Our research introduces the Prompt-Enhanced LLM for Scientific Hypothesis Analysis (PEL-SHA) framework, a novel approach designed to automate the extraction, classification, and reasoning of scientific hypotheses, their supporting evidence, and associated methodologies from scientific paper abstracts. The increasing volume of scientific literature necessitates automated tools for knowledge discovery and synthesis. PEL-SHA addresses this need by leveraging the advanced capabilities of large language models (LLMs) to systematically process and interpret complex scientific text. The core of PEL-SHA lies in its sophisticated, multi-stage prompt engineering pipeline, which systematically guides LLMs through a series of increasingly complex scientific text understanding tasks, moving from direct information extraction to higher-level inferential reasoning.

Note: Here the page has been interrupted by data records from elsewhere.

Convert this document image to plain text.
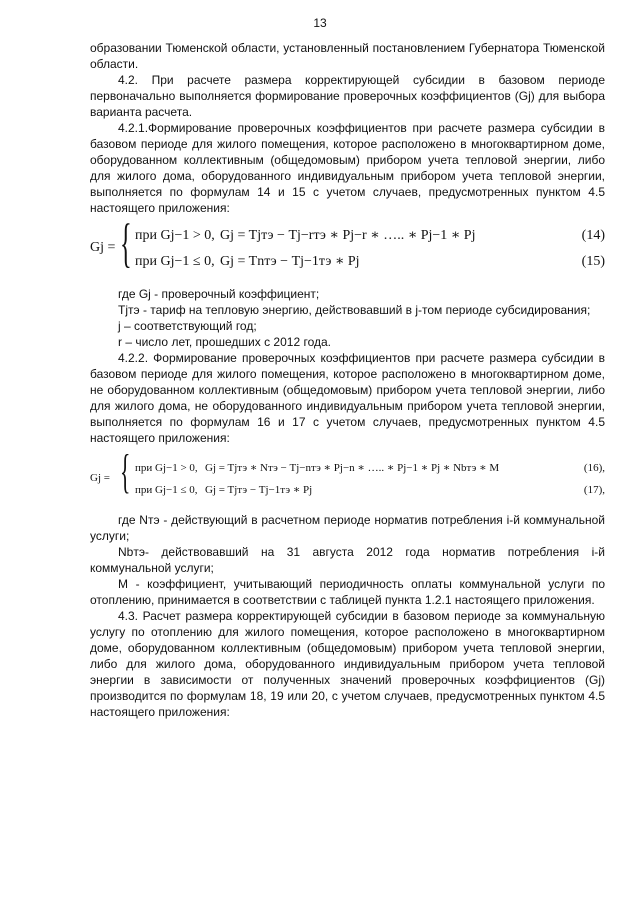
13

образовании Тюменской области, установленный постановлением Губернатора Тюменской области.

4.2. При расчете размера корректирующей субсидии в базовом периоде первоначально выполняется формирование проверочных коэффициентов (Gj) для выбора варианта расчета.

4.2.1.Формирование проверочных коэффициентов при расчете размера субсидии в базовом периоде для жилого помещения, которое расположено в многоквартирном доме, оборудованном коллективным (общедомовым) прибором учета тепловой энергии, либо для жилого дома, оборудованного индивидуальным прибором учета тепловой энергии, выполняется по формулам 14 и 15 с учетом случаев, предусмотренных пунктом 4.5 настоящего приложения:

Gj = { при Gj−1 > 0, Gj = Tjтэ − Tj−rтэ ∗ Pj−r ∗ ….. ∗ Pj−1 ∗ Pj	(14)
при Gj−1 ≤ 0, Gj = Tnтэ − Tj−1тэ ∗ Pj	(15)

где Gj - проверочный коэффициент;

Tjтэ - тариф на тепловую энергию, действовавший в j-том периоде субсидирования;

j – соответствующий год;

r – число лет, прошедших с 2012 года.

4.2.2. Формирование проверочных коэффициентов при расчете размера субсидии в базовом периоде для жилого помещения, которое расположено в многоквартирном доме, не оборудованном коллективным (общедомовым) прибором учета тепловой энергии, либо для жилого дома, не оборудованного индивидуальным прибором учета тепловой энергии, выполняется по формулам 16 и 17 с учетом случаев, предусмотренных пунктом 4.5 настоящего приложения:

Gj = { при Gj−1 > 0, Gj = Tjтэ ∗ Nтэ − Tj−nтэ ∗ Pj−n ∗ ….. ∗ Pj−1 ∗ Pj ∗ Nbтэ ∗ M	(16),
при Gj−1 ≤ 0, Gj = Tjтэ − Tj−1тэ ∗ Pj	(17),

где Nтэ - действующий в расчетном периоде норматив потребления i-й коммунальной услуги;

Nbтэ- действовавший на 31 августа 2012 года норматив потребления i-й коммунальной услуги;

M - коэффициент, учитывающий периодичность оплаты коммунальной услуги по отоплению, принимается в соответствии с таблицей пункта 1.2.1 настоящего приложения.

4.3. Расчет размера корректирующей субсидии в базовом периоде за коммунальную услугу по отоплению для жилого помещения, которое расположено в многоквартирном доме, оборудованном коллективным (общедомовым) прибором учета тепловой энергии, либо для жилого дома, оборудованного индивидуальным прибором учета тепловой энергии в зависимости от полученных значений проверочных коэффициентов (Gj) производится по формулам 18, 19 или 20, с учетом случаев, предусмотренных пунктом 4.5 настоящего приложения:
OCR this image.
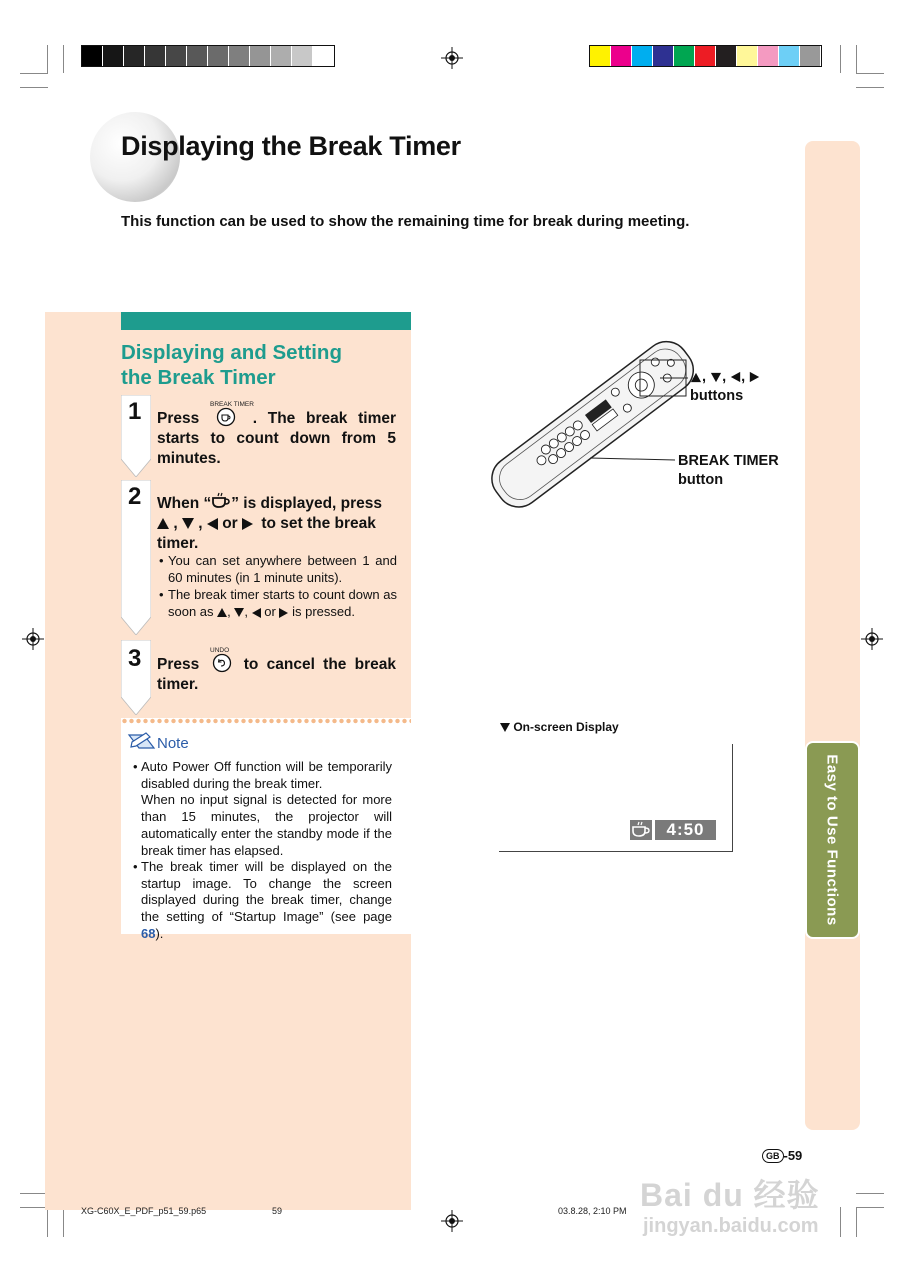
Displaying the Break Timer

This function can be used to show the remaining time for break during meeting.

Displaying and Setting
the Break Timer
1	BREAK TIMER
Press	. The break timer starts to count down from 5 minutes.
2 When “ ” is displayed, press
, , or to set the break
timer.
• You can set anywhere between 1 and 60 minutes (in 1 minute units).
• The break timer starts to count down as soon as , , or is pressed.
3	UNDO
Press	to cancel the break timer.
Note
• Auto Power Off function will be temporarily disabled during the break timer.
When no input signal is detected for more than 15 minutes, the projector will automatically enter the standby mode if the break timer has elapsed.
• The break timer will be displayed on the startup image. To change the screen displayed during the break timer, change the setting of “Startup Image” (see page 68).
, , ,
buttons
BREAK TIMER
button
On-screen Display
4:50	Easy to Use Functions
GB -59
Bai du 经验
jingyan.baidu.com
XG-C60X_E_PDF_p51_59.p65	59	03.8.28, 2:10 PM
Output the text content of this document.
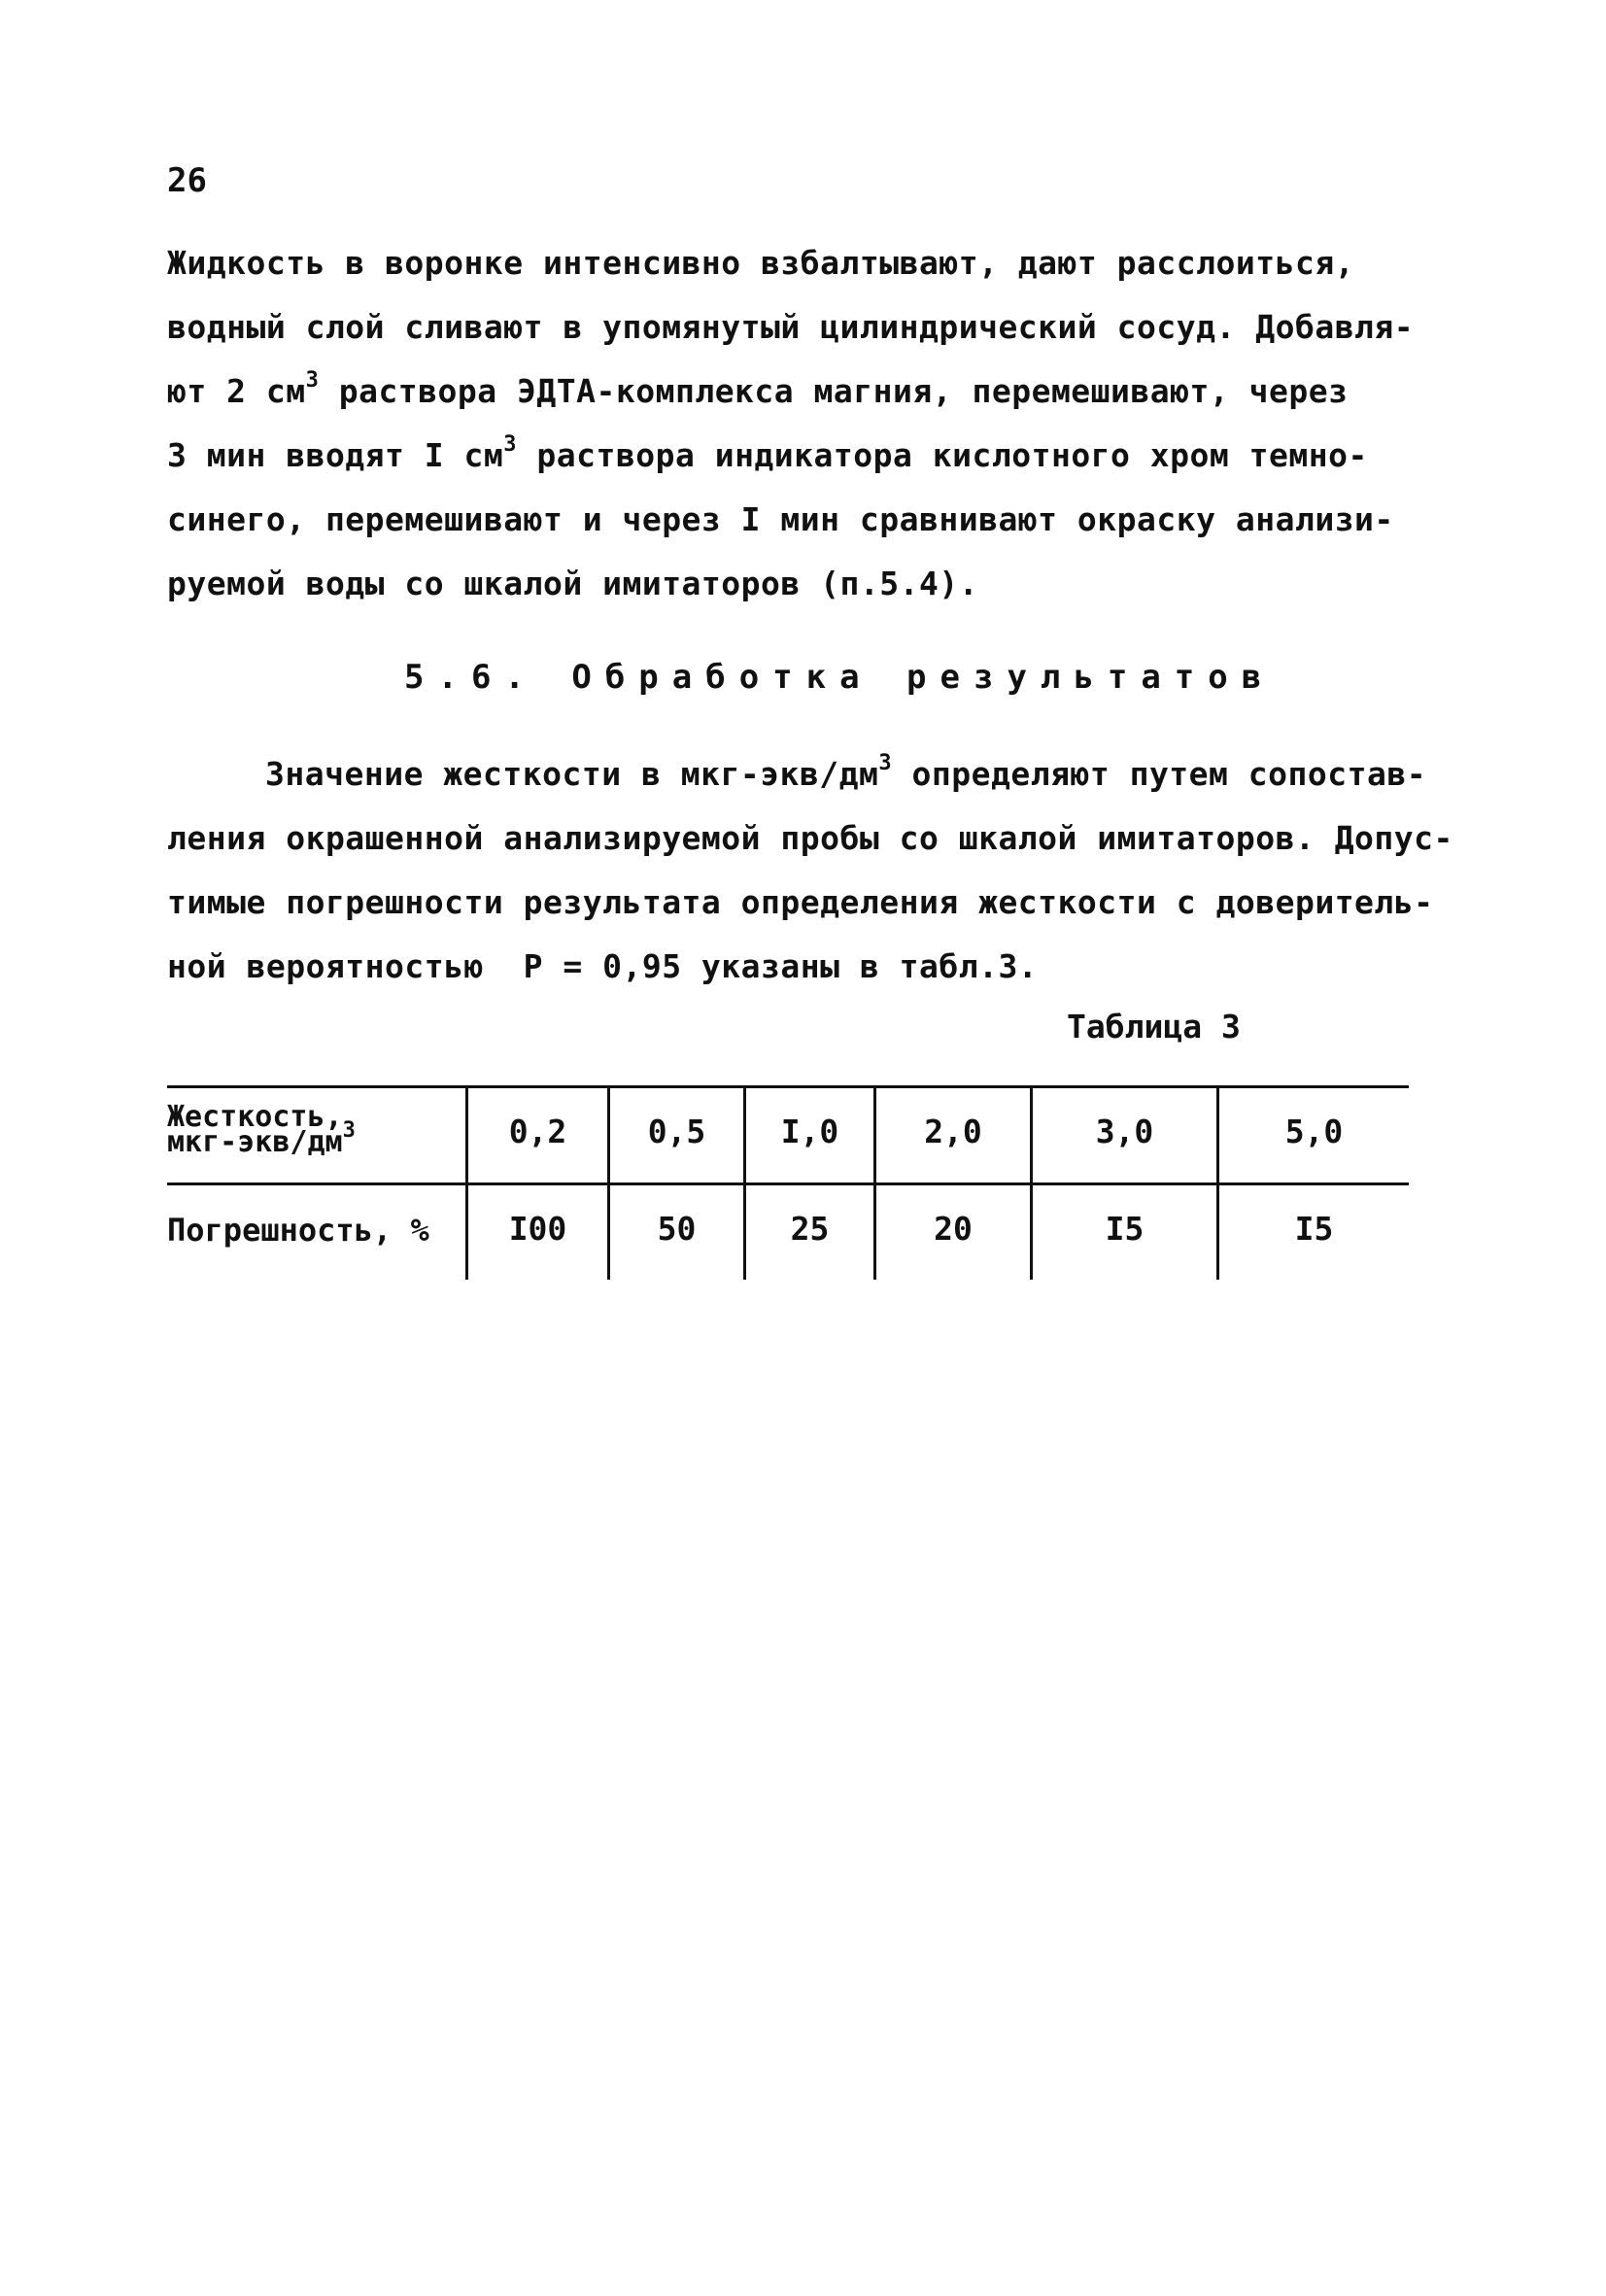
26
Жидкость в воронке интенсивно взбалтывают, дают расслоиться,
водный слой сливают в упомянутый цилиндрический сосуд. Добавля-
ют 2 $см^3$ раствора ЭДТА-комплекса магния, перемешивают, через
3 мин вводят I $см^3$ раствора индикатора кислотного хром темно-
синего, перемешивают и через I мин сравнивают окраску анализи-
руемой воды со шкалой имитаторов (п.5.4).
5.6. Обработка результатов
Значение жесткости в мкг-$экв/дм^3$ определяют путем сопостав-
ления окрашенной анализируемой пробы со шкалой имитаторов. Допус-
тимые погрешности результата определения жесткости с доверитель-
ной вероятностью  P = 0,95 указаны в табл.3.
Таблица 3
Жесткость,
мкг-$экв/дм^3$	0,2	0,5	I,0	2,0	3,0	5,0
Погрешность, %	I00	50	25	20	I5	I5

Figure 2. The overview of our method.

Figure 2. The overview of our method.

3.1. Overview of the PEL-SHA Framework

The PEL-SHA framework employs a sequential processing architecture where the output of one stage informs the subsequent stages, enabling a structured and granular analysis of scientific abstracts. This modular design enhances robustness and allows for focused prompt engineering for each specific task. Given a scientific abstract $\mathcal{A}$ as input, the framework leverages a general-purpose, pre-trained large language model (LLM), enhanced by a carefully crafted sequence of prompts $\{P_1,P_2,P_3\}$, to generate structured insights. These insights include explicitly identified hypotheses, their associated evidence and methods, and reasoned potential future research directions.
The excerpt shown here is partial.